Montreal Canadiens legend Guy Lafleur has died, the team announced Friday. He was 70.
No cause of death was given, but Lafleur had announced his most recent right lung cancer diagnosis in October 2020. He had previously had a cancerous lobe removed from his left lung in 2019.
"We are deeply saddened to learn of the death of Guy Lafleur," Canadiens owner Geoff Molson said in a statement. "All members of the Canadiens organization are devastated by his passing. Guy Lafleur had an exceptional career and always remained simple, accessible, and close to the Habs and hockey fans in Quebec, Canada and around the world.

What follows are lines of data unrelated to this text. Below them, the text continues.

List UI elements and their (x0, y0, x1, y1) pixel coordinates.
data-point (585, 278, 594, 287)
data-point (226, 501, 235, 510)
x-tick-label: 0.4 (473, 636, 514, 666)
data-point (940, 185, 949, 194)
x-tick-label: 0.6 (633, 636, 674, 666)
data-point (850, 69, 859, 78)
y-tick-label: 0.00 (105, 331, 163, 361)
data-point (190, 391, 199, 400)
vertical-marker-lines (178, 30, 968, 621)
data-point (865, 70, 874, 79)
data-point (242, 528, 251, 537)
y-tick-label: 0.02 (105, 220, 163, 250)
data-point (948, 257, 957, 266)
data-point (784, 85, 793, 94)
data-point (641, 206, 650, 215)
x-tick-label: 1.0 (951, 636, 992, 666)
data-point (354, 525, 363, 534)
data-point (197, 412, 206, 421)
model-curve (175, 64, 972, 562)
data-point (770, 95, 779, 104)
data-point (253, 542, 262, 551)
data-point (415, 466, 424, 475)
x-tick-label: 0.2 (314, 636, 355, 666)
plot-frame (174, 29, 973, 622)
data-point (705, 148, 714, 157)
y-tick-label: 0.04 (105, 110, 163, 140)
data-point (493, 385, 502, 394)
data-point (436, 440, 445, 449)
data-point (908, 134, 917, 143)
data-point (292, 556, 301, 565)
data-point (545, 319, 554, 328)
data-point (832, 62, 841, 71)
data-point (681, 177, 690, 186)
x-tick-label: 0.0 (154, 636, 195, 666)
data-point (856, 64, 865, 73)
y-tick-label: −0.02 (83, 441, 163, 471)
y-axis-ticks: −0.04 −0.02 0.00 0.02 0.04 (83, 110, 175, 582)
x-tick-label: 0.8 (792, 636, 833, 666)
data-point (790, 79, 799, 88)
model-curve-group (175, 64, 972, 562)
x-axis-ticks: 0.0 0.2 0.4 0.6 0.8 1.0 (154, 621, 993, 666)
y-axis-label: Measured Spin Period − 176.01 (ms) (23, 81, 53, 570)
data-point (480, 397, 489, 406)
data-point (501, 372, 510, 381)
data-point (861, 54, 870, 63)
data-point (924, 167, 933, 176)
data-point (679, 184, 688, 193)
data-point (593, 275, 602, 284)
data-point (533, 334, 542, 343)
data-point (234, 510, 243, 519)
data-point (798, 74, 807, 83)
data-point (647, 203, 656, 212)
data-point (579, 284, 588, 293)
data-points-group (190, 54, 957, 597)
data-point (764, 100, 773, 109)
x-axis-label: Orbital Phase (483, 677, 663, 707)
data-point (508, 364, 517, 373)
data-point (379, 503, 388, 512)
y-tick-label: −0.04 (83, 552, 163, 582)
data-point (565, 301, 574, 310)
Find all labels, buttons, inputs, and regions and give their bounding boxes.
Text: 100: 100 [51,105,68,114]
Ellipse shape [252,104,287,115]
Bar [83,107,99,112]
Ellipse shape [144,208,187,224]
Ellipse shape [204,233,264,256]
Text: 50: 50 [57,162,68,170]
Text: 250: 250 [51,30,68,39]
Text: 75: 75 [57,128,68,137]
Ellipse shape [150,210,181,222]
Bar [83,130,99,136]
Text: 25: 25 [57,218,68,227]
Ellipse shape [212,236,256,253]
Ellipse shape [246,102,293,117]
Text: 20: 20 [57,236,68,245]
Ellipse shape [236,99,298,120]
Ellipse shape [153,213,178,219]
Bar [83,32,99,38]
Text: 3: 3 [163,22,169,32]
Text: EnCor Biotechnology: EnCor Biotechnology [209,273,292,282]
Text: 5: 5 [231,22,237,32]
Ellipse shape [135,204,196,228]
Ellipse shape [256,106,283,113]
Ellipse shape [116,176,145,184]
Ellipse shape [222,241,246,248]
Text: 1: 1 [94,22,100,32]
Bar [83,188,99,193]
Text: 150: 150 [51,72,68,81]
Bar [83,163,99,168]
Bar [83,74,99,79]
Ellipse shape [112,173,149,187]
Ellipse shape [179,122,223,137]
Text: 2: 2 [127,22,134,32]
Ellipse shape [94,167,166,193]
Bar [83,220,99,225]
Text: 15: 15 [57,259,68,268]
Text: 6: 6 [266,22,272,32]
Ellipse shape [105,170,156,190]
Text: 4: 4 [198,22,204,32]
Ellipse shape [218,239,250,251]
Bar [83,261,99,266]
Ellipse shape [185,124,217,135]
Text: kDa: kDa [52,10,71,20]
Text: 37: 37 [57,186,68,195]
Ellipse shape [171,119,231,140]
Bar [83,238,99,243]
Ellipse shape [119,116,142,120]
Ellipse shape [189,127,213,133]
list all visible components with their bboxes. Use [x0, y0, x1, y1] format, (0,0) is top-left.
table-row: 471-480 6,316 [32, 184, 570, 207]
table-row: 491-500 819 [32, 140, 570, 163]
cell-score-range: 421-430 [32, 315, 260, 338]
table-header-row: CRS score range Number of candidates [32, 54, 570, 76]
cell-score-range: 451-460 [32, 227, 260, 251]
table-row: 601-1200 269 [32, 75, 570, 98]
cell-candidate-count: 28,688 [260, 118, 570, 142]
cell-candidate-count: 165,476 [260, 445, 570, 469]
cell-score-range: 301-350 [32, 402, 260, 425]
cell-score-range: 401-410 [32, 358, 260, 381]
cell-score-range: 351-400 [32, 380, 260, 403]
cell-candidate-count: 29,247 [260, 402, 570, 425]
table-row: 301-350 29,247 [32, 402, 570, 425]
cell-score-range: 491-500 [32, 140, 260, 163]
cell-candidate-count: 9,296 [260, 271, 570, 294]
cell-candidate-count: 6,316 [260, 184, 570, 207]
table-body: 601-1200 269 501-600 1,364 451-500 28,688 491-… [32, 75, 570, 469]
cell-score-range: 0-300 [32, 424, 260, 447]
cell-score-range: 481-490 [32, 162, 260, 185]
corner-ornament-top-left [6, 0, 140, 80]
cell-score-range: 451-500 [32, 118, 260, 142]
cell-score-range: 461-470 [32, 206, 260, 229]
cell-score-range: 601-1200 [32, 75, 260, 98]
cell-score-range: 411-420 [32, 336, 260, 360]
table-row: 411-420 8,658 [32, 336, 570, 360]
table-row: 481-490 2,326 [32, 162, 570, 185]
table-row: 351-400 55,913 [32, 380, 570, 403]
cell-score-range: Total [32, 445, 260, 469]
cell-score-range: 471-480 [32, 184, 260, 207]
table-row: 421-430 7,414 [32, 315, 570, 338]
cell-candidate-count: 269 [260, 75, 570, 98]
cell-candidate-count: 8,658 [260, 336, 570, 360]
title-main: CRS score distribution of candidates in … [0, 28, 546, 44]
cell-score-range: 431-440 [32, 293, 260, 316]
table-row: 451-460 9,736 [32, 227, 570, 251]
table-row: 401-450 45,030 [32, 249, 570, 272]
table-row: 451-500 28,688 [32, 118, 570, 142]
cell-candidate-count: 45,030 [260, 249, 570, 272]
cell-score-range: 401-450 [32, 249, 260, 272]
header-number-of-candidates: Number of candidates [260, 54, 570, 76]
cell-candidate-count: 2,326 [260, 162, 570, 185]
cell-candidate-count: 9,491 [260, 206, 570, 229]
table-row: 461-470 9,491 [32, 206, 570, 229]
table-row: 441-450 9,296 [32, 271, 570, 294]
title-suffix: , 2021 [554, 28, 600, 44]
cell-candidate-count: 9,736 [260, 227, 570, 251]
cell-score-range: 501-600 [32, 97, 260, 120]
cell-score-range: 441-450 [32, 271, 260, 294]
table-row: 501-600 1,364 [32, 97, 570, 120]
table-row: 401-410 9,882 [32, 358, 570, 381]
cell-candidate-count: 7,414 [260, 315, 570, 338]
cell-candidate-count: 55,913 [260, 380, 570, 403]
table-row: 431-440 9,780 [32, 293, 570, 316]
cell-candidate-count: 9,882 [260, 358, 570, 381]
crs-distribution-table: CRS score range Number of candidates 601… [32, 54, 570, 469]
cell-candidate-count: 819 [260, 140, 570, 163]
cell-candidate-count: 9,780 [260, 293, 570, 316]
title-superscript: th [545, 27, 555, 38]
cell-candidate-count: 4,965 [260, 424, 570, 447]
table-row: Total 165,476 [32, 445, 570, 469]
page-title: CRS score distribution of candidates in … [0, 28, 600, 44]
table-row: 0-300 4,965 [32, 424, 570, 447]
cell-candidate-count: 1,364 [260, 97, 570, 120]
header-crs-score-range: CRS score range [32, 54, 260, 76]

Throughout his career, he allowed us to experience great moments of collective pride. He was one of the greatest players in our organization while becoming an extraordinary ambassador for our sport."
The winger affectionately known as "The Flower" and "The Blond Demon" played 14 seasons with Montreal (1971-85) and was a cornerstone of five Stanley Cup-winning teams, including in 1977, when he was awarded the Conn Smythe Trophy as playoff MVP. Lafleur was electric on the ice, becoming the first player in league history to produce six consecutive seasons with 50-plus goals and 100-plus points (1974-80).
During the height of his career in the 1970s, Lafleur was a three-time Art Ross Trophy winner as the NHL's points leader, a two-time Hart Trophy winner as league MVP and a three-time winner of the Lester B. Pearson Award (now known as the Ted Lindsay) as most outstanding player according to the NHL Players' Association.
NHL commissioner Gary Bettman honored Lafleur's unmistakable flair as a player.
"You didn't need to see Guy Lafleur's name and number on his sweater when 'The Flower' had the puck on his stick," Bettman said in a statement. "As distinctively stylish as he was remarkably talented, Lafleur cut a dashing and unmistakable figure whenever he blazed down the ice of the Montreal Forum, his long blond locks flowing in his wake as he prepared to rifle another puck past a helpless goaltender -- or set up a linemate for a goal."
Prime Minister Justin Trudeau, a noted Canadiens fan, said Lafleur was "unlike anyone else on the ice."
"His speed, skill, and scoring were hard to believe," Trudeau said in a statement. "... My thoughts are with all who are mourning this tremendous loss -- in Quebec, across Canada, and around the world. We'll miss you, Number 10."
Lafleur was hampered by injuries in the 1980s and butted heads with coach Jacques Lemaire when he took over during the 1983-84 season. The two had played together during some of the Canadiens' best seasons of the 1970s but didn't find the same common ground as coach and player. Lafleur asked Montreal general manager Serge Savard for a trade in 1985 and was denied. Lafleur ultimately decided to retire.
Inducted into the Hockey Hall of Fame in 1988, Lafleur that same year decided to unretire and return to the NHL for the New York Rangers. At the time, only Gordie Howe had ever gone back to the NHL after entering the Hall; Mario Lemieux did it years later.
After one season in New York, Lafleur moved on to spend two years with the Quebec Nordiques -- where he mentored future star Joe Sakic -- before finally hanging up his skates for good in 1991.
Born in Thurso, Quebec, Lafleur grew up idolizing Montreal legend Jean Beliveau. After a successful junior hockey career, Lafleur was drafted first overall by the Canadiens in 1971 and went on to become a franchise icon in his own right, with his No. 10 sweater retired by the team in 1985. He also had his number retired by the Quebec Major Junior Hockey League in October.
LaFleur was diagnosed with lung cancer in 2019 when tumors were discovered by doctors performing emergency quadruple bypass heart surgery. Two months later, he went under the knife again to remove the upper lobe of his lung and some lymph nodes.
A chain smoker up until those health scares, Lafleur had been partnering with Merck Canada as part of its "Be The MVP" campaign to raise awareness about early lung cancer detection.
All told, Lafleur appeared in 1,126 NHL games with 560 goals and 1,353 points. In 2017, he was named one of the 100 Greatest NHL Players of All Time.
The Associated Press contributed to this report.